Former Finance Minister Andrés Velasco is putting out presidential feelers. In this week's Que Pasa magazine, Velasco indicates he is considering a presidential run. This is interesting in several respects. First, he is close to Michelle Bachelet, so his position raises questions on whether Bachelet is serious about returning to national politics. What is more likely is that she is lukewarm, and if there is another serious Bacheletista candidate, she'll pass.
Second, Velasco is apolitical -- at least he is not affiliated with any political party. Clearly Concertacionista, Velasco can claim, even more so than Bachelet did, to be independent. As public opinion polls consistently show the low levels of public support for political parties, this could be a plus.
Third, Velasco has a good track record. While it's true that many on the left of the Concertación blame him for having been too stingy, most rational observers recognize that his frugality during the good times allowed Chile to implement an important sitmulus when the 2008 crisis hit, providing a cushion for the economy and a boost for President Bachelet. This has contributed to...
Fourth, Velasco has an international reputation. Not only was he hailed by finance minister colleages for his handling of the crisis, since leaving office Velasco has been selective in his public appearances in Chile and abroad. Most recently, the 15-point paper he delivered with Francisco Javier Diaz at the Progressive Governance Summit in Norway was very well received (my own paper with Francisco Diaz can be found here).

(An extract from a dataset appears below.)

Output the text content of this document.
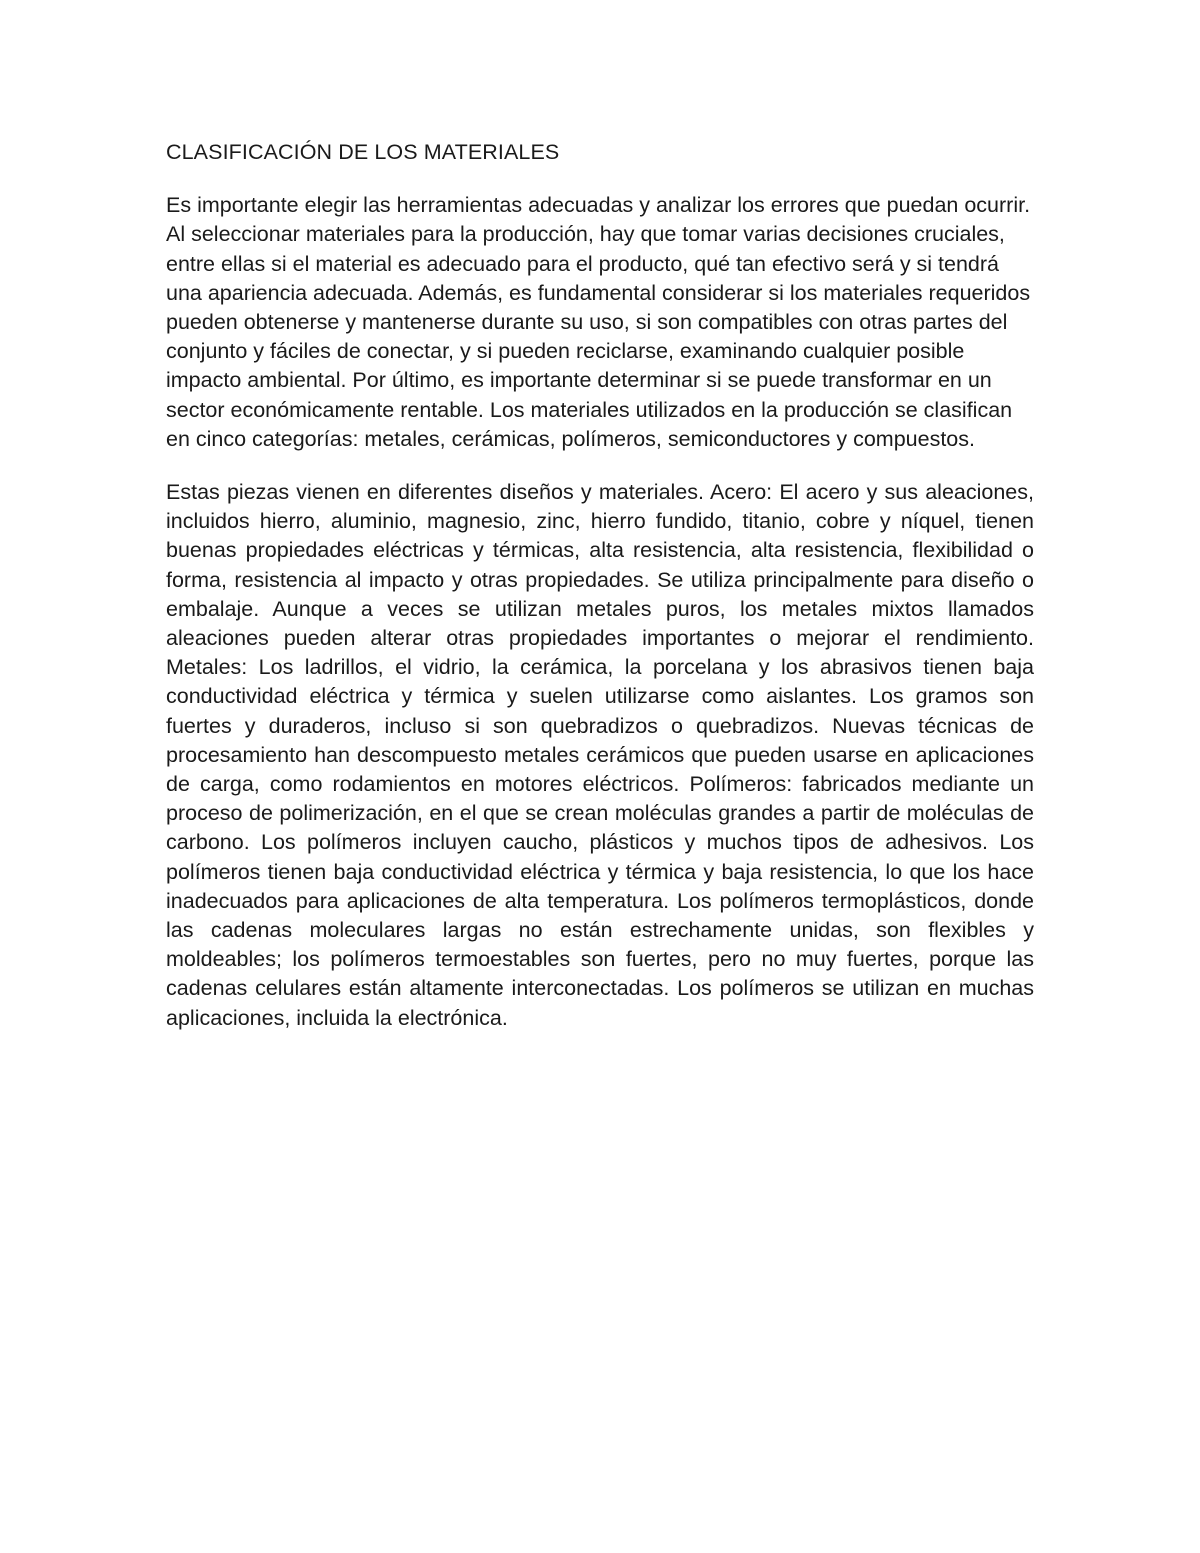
CLASIFICACIÓN DE LOS MATERIALES

Es importante elegir las herramientas adecuadas y analizar los errores que puedan ocurrir. Al seleccionar materiales para la producción, hay que tomar varias decisiones cruciales, entre ellas si el material es adecuado para el producto, qué tan efectivo será y si tendrá una apariencia adecuada. Además, es fundamental considerar si los materiales requeridos pueden obtenerse y mantenerse durante su uso, si son compatibles con otras partes del conjunto y fáciles de conectar, y si pueden reciclarse, examinando cualquier posible impacto ambiental. Por último, es importante determinar si se puede transformar en un sector económicamente rentable. Los materiales utilizados en la producción se clasifican en cinco categorías: metales, cerámicas, polímeros, semiconductores y compuestos.

Estas piezas vienen en diferentes diseños y materiales. Acero: El acero y sus aleaciones, incluidos hierro, aluminio, magnesio, zinc, hierro fundido, titanio, cobre y níquel, tienen buenas propiedades eléctricas y térmicas, alta resistencia, alta resistencia, flexibilidad o forma, resistencia al impacto y otras propiedades. Se utiliza principalmente para diseño o embalaje. Aunque a veces se utilizan metales puros, los metales mixtos llamados aleaciones pueden alterar otras propiedades importantes o mejorar el rendimiento. Metales: Los ladrillos, el vidrio, la cerámica, la porcelana y los abrasivos tienen baja conductividad eléctrica y térmica y suelen utilizarse como aislantes. Los gramos son fuertes y duraderos, incluso si son quebradizos o quebradizos. Nuevas técnicas de procesamiento han descompuesto metales cerámicos que pueden usarse en aplicaciones de carga, como rodamientos en motores eléctricos. Polímeros: fabricados mediante un proceso de polimerización, en el que se crean moléculas grandes a partir de moléculas de carbono. Los polímeros incluyen caucho, plásticos y muchos tipos de adhesivos. Los polímeros tienen baja conductividad eléctrica y térmica y baja resistencia, lo que los hace inadecuados para aplicaciones de alta temperatura. Los polímeros termoplásticos, donde las cadenas moleculares largas no están estrechamente unidas, son flexibles y moldeables; los polímeros termoestables son fuertes, pero no muy fuertes, porque las cadenas celulares están altamente interconectadas. Los polímeros se utilizan en muchas aplicaciones, incluida la electrónica.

Fifth, while he is no spring chicken, Velasco represents a new generation in Chilean politics. At 50, he is a generation younger than most of the well known leadership that still clings to the Concertación (Lagos, Insulza, etc.), and a decade younger than his former boss, Bachelet. He may still be too old to really attact the kids on the street, who like the hippies, don't trust anyone over 25, but for a country where politicians tend to be grey haired, Velasco represents a change.
Velasco is accused by many of being too academic, but I have seen him deliver speeches where he can turn on the political charisma. The real question is whether he has a plan for programmatic and ideological renewal of the Concertación. He won't win on his CV alone.